Maria: Definitely, 47 years. Good choice.
Dallin: We’ve had some wonderful Italian dinners in New York together. And, hey, maybe just talk a minute about how you guys work together. Because in this business, you know, oftentimes husbands and wives are working together. That’s not the easiest thing to do for some people. Maybe for you and George it has been a walk in the park but give us a minute of advice to the couples on how to work together.
Maria: I think it’s good to ignore things that are not important. When we were younger, of course, it took a while to learn what was important. And I think that as we get older and mature and, you know, these things in life that hit us, whether it was, you know, 9/11 or sickness in the family, you know, parents no longer being with us…it takes part of your heart out. So, you kind of understand what’s important. You realize that arguments are really, you know, not needed. There’s nothing that important that you should argue. But, you know, in life, people come along that try to drive a wedge among you or your family, your friends, or your spouse. You just have to ignore those things that are negative and focus on the positives.

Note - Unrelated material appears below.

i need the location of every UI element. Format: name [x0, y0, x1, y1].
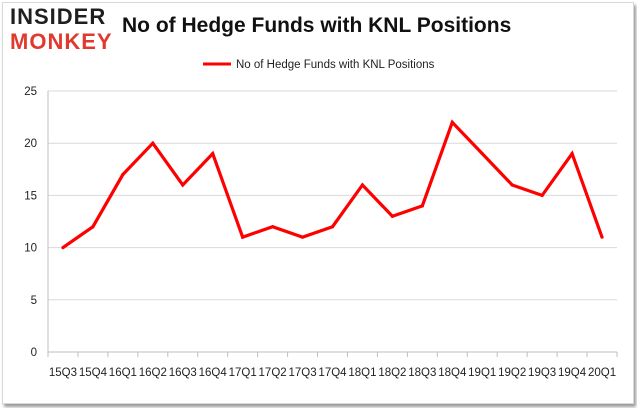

Dallin: That’s so good. Great advice, Maria. Well, you know, I don’t know that there’s ever been a time in my lifetime where people are more in search of, or understand better, the importance of being strong and fit and healthy, as well as realizing how fast things can evaporate financially. And so, I think that from a business perspective, we’re perfectly positioned. I hope that you’re taking your products every day.
Maria: And don’t pay attention to things that you see on the headlines every day because it’s not good for your health. You have to stay positive. You have to stay healthy because as long as you’re healthy, everything else will work itself out.
Dallin: Okay, we’re going to wrap up Maria. Give the first three or four things that come to your mind for the people who are watching us right now. Three or four tips or suggestions that they ought to be implementing in their life right now.
Maria: Number one, be patient. Number two, ignore anything negative. Don’t watch TV a lot. Read the Bible. Read a good book. Just stay in touch with people that you have not talked to for a long time. I can’t tell you how happy we have been to have calls with people that we haven’t talked to in six months or six years or so, even 10 years. It makes older people so happy to hear from their grandchildren. So, I think that, you know, you’ll have more time now to focus on your life, but also focus on the loved ones.
Dallin: Very good. That’s sage advice. Maria, thank you so much for your knowledge and just your goodness. You’re just a joy to be around. You make everybody feel better, and that’s a gift. And I’m grateful that you didn’t bury that gift of yours. I’m grateful for all the experiences you’ve had in life and the crises that you’ve lived through so you can share with us the importance of perspective. I’m grateful to your parents for their courage in crossing the ocean and coming to America because you’ve made a difference in so many lives as a result of that.
Well, listen folks, thank you for joining us. Until the next Life Lessons next Sunday, I want to leave you with the advice of one of my great mentors in life who said to me, “Dallin, remember that quiet, calm deliberation can disentangle every knot, and this knot will be disentangled.” Let us remain quiet and calm and deliberate in all matters. Until next Sunday, God bless.